Other bright moments include the film’s Stan Brakhage-on-Meth title sequence, and Alison Pill’s perennially pouting freckle-faced girl drummer. What keeps this adaptation true to the graphic novel is the precise rendering of each character’s clichés. It’s a good cast full of palpable cartooned hip acting. Pill’s drummer is so plastic it’s almost Brechtian—a tableau vivant sans content. As in a comic strip, each personality is reduced to an outline, a pop signifier for the globally plugged-in teen: Knives Chau (Ellen Wong), the studious Chinese high-schooler, or Todd Ingram (Brandon Routh), the metrosexual with Vegan superpowers. Nothing is unacceptable as long as it can be made fun of and it fits on your iPhone.

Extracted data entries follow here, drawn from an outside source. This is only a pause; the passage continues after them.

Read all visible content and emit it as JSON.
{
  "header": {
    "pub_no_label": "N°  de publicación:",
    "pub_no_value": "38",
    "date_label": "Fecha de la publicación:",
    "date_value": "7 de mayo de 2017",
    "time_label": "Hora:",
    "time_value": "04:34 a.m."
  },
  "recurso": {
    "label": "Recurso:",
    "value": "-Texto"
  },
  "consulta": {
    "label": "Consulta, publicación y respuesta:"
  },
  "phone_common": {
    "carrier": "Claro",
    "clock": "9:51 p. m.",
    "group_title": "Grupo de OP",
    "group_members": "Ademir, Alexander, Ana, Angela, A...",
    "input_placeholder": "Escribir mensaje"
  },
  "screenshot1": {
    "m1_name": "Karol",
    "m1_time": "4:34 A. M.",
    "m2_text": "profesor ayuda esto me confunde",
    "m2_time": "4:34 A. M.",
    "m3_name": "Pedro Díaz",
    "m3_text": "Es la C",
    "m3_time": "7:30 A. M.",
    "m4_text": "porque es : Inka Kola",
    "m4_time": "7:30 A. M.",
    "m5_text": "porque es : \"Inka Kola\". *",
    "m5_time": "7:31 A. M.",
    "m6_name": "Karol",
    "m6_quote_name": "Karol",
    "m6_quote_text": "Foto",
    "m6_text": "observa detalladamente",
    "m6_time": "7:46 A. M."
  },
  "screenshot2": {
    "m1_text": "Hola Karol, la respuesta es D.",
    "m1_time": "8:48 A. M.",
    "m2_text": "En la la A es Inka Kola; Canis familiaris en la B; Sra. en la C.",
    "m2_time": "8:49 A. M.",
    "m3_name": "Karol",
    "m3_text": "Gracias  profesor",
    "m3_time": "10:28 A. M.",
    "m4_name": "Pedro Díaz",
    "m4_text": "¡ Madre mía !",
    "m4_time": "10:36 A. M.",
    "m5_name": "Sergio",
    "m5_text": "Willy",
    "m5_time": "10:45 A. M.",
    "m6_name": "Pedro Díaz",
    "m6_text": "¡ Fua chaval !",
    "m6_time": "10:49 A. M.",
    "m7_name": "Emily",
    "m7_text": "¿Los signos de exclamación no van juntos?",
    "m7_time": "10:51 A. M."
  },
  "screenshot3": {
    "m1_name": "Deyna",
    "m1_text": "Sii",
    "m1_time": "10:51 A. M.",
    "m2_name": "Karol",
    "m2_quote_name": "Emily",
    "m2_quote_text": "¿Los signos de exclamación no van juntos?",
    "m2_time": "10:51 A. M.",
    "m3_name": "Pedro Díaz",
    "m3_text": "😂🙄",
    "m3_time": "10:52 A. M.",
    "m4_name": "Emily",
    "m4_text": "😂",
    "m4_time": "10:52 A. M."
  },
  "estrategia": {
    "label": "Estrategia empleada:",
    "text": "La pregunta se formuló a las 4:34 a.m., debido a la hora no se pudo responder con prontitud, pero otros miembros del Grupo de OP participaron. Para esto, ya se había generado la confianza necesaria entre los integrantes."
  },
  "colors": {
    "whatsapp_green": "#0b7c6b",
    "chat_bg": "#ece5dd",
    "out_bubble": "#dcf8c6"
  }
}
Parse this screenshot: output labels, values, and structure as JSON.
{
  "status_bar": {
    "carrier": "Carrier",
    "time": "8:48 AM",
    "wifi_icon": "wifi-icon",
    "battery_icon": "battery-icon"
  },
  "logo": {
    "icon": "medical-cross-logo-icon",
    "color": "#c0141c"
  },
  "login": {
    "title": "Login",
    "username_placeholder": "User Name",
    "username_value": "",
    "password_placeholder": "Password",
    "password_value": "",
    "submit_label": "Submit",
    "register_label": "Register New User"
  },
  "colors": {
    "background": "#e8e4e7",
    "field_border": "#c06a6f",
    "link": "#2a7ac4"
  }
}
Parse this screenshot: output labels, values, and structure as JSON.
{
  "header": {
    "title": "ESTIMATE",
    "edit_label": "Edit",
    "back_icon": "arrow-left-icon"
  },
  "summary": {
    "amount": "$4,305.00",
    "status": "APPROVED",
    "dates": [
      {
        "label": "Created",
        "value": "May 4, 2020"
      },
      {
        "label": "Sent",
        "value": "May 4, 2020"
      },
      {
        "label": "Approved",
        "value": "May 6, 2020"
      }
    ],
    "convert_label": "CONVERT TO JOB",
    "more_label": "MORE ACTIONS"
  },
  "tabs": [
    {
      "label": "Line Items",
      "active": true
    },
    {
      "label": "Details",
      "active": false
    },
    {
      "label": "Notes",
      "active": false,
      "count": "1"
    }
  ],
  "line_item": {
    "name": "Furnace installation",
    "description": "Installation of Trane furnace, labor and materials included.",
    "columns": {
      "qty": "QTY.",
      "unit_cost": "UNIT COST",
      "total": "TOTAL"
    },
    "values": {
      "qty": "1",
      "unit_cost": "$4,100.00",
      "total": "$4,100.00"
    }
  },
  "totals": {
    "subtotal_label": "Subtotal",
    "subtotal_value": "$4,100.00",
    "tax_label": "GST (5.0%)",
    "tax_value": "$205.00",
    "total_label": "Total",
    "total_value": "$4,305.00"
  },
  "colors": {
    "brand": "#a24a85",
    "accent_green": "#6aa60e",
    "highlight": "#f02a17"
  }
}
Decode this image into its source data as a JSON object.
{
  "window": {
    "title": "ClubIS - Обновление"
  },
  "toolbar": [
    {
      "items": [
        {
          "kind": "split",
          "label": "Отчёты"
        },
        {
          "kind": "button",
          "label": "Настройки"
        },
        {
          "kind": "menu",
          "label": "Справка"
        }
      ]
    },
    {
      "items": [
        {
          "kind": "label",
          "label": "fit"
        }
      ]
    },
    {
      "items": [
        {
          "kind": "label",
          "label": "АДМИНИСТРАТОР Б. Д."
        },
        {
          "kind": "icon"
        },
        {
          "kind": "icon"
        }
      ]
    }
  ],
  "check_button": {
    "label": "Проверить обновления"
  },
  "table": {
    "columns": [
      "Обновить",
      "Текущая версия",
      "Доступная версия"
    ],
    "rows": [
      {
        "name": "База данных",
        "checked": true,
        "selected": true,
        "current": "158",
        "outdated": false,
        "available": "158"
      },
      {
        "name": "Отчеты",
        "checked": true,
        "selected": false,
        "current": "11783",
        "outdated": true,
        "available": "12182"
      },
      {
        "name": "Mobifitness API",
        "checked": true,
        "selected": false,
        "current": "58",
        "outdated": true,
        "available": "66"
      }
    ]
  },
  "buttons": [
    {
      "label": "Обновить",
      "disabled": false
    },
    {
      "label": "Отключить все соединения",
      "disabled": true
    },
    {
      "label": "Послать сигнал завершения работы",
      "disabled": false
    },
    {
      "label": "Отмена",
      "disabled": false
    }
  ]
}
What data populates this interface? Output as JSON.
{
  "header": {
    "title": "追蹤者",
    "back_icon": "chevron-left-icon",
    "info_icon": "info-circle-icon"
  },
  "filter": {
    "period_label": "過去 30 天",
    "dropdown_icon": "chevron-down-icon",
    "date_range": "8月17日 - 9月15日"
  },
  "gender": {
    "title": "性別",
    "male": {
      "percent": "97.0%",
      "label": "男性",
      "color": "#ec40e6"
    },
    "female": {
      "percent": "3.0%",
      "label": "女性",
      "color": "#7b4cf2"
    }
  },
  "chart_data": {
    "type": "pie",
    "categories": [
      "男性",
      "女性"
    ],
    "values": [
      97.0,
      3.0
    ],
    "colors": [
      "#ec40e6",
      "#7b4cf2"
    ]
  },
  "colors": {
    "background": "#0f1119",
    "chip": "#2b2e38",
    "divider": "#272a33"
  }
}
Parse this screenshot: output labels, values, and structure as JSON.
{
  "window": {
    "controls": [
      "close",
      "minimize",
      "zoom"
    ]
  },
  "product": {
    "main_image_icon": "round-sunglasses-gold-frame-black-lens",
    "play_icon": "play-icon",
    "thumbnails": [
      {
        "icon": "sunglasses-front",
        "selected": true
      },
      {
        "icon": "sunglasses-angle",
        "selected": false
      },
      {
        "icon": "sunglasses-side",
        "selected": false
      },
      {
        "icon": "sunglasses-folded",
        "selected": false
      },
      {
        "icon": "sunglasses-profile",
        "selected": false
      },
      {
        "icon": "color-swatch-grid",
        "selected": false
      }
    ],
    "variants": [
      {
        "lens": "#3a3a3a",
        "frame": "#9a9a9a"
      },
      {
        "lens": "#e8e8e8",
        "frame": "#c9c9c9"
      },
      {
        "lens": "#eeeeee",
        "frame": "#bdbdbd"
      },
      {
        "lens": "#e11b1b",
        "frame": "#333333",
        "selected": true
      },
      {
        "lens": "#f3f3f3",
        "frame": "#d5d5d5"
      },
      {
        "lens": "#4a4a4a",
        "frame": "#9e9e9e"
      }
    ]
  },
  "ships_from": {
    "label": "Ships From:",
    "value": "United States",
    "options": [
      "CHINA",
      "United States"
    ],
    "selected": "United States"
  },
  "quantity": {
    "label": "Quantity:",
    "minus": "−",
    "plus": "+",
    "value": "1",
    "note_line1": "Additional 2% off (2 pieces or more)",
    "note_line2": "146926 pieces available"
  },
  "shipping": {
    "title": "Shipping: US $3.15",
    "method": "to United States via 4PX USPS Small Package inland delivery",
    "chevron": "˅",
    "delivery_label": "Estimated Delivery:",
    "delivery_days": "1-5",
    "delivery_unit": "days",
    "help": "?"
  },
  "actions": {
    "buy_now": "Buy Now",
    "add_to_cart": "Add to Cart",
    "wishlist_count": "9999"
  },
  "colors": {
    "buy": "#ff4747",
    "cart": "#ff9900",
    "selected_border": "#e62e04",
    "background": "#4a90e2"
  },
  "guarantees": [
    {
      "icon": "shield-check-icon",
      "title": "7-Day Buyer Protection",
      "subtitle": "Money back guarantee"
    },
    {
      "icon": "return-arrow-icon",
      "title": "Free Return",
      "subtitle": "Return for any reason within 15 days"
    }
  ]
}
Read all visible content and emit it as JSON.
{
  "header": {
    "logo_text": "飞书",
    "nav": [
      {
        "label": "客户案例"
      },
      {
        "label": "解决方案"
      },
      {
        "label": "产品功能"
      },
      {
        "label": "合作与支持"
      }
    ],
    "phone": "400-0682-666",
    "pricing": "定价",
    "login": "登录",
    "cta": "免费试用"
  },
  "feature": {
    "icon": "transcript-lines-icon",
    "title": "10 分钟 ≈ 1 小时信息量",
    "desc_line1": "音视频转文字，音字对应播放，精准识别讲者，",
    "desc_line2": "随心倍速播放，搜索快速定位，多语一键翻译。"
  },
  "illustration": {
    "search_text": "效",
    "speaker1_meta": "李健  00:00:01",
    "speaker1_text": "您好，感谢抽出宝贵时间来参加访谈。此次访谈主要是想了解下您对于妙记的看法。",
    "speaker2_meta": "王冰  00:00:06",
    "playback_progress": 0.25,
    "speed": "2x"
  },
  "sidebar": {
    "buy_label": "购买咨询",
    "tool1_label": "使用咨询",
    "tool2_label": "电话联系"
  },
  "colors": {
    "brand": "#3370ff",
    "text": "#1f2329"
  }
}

It all comes together when you learn that music producer Nigel Godrich, best know for such seminal records as Radiohead’s OK Computer, worked with Nineties pop icon Beck Hansen to write the film’s songs. Anyone who has followed Beck’s career will find all of his themes present, from the fuzz distortion of Cera’s bass as he sings “I’ll be your garbageman,” to the flotsam-and-jetsam sound design with its cacophony of samples. Like many of Beck’s songs, the film is immune to emotion. Pilgrim is dating the underage Knives at the moment he falls for the hipper Ramona V. Flowers (Mary Elizabeth Winstead). His fickle affection finds its reflection in Ramona’s constantly changing hair color. “I change the color of my hair like every week, get used to it,” she says.
Scott Pilgrim, artifact of the New Pollution? Get used to it!